Vier Tage und Nächte hielt der Wind. »Das müssen wir ausnützen!« sagte Losskow. »Damit können wir die verlorene Zeit etwas aufholen! Wir fahren jetzt rund um die Uhr. Wie gehabt.«
Die Zeit der Nachtwachen kam also wieder. Jeder vier Stunden am Ruder. Wenn Trosky oder Losskow an der Reihe waren, korrigierten sie den Kurs, den die Mädchen ja nicht berechnen konnten. Aber schon in der zweiten Nacht kam es zu einem neuen Zusammenstoß.
Trosky, der die Wache von Peter übernahm, warf einen Blick auf die Seekarte und den dort eingezeichneten Kurs.
»Was soll denn das?« fragte er.
»Ich habe die Richtung geändert.«
»Das sehe ich. Der Kurs ist doch völlig idiotisch!«
»Im Gegenteil. Ich will auf die internationale Schiffahrtslinie.«
»Genau das wollten wir doch nicht.«
»Jetzt muß es sein. Ich will an irgendein Schiff heran, damit es dich übernimmt. Ich will dich von Bord haben!«
»Aha! So ist das«, sagte Trosky.
»Ja, so ist das!«
»Es wird Schwierigkeiten geben.« Trosky sah Losskow aus melancholischen Augen an. Aber das täuschte. Dieser Blick verbarg wilde Entschlossenheit. »Du willst ein Held sein und bist doch nur ein Rindvieh.«
Nach acht Stunden, als Losskow wieder das Ruder übernahm, an dem zuvor Lucrezia gewacht hatte, erkannte er sofort, daß der Kurs anders lief. Der Sextant bestätigte seinen Verdacht: Sie segelten den alten Kurs, gerade Richtung Feuerland.

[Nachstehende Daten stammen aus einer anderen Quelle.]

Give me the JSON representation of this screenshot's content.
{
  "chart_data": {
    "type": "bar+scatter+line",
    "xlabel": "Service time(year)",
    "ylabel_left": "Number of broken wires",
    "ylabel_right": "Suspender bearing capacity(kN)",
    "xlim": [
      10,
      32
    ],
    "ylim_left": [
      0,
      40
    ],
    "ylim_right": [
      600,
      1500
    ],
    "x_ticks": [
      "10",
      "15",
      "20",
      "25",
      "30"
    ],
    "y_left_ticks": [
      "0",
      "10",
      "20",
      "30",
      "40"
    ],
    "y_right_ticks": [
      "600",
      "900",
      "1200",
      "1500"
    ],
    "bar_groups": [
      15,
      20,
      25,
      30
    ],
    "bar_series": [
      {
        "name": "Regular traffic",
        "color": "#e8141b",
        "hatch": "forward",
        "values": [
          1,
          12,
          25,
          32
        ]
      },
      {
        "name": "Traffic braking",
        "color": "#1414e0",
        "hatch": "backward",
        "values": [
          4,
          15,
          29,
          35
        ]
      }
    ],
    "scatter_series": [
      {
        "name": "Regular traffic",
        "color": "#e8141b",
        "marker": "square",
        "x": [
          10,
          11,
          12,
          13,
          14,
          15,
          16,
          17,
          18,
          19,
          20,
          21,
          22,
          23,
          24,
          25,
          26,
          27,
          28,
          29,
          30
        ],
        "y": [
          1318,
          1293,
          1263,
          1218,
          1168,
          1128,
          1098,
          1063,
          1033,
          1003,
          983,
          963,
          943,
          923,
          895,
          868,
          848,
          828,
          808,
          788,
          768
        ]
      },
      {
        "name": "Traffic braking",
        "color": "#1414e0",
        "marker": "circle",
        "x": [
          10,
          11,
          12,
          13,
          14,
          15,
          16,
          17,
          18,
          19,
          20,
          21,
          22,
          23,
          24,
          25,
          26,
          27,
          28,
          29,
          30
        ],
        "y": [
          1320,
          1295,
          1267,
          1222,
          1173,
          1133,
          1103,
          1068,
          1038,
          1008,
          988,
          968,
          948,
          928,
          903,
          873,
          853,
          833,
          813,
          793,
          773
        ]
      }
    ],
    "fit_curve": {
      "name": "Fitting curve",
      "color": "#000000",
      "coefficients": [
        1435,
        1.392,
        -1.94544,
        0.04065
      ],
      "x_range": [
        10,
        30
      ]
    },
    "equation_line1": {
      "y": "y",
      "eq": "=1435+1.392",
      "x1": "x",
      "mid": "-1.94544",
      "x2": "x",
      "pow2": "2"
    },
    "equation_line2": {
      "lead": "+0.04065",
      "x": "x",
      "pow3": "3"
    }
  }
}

»Ich hab mich an das gehalten, was Trosky mir gesagt hat«, maulte Lucrezia, als Peter fluchend die Helu auf den neuen Kurs brachte. »Ich habe genau aufgepaßt.«
»An dir liegt es auch nicht.« Er setzte sich ins Cockpit und wartete, bis Helena mit dem Frühstück kam und sich neben ihn hockte. Die Helu lief voll im Wind und machte eine vorzügliche Fahrt.
»Wir holen auf, nicht wahr?« fragte Helena.
»Trosky hat in der Nacht den Kurs geändert.«
Entsetzt starrte Helena übers Meer.
»Das ist doch nicht wahr …«, stotterte sie.
»Ich wollte auf die internationale Straße. Er hat wieder auf Feuerland gedreht.«
»Mein Gott! Wer von euch wird wen umbringen?!«
»Wir müssen die Nerven behalten, bis wir Land oder ein Schiff sehen. Dann wird sich zeigen, wer der Stärkere ist.«
Kurz darauf kam Trosky an Deck. Er hatte knapp fünf Stunden geschlafen, schien aber bester Laune zu sein. Er begrüßte Mr. Plump, der auf dem Bugdeck sein morgendliches Geschäft verrichtet hatte, mit dem Wurf einer ausgelutschten halben Zitrone und lachte dröhnend, als Mr. Plump mit fletschenden Zähnen über die Treppe nach unten verschwand.
»Ein Tag zum Hemdhochheben!« sagte Trosky fröhlich und lehnte sich gegen das Kajütendach. »Und dazu Spiegeleier mit Speck zum Frühstück. Und eine Lucrezia, die nackt auf dem Bett liegt, bei offener Tür!« Er blickte auf den Kompaß und nickte. »Habe ich mir gedacht.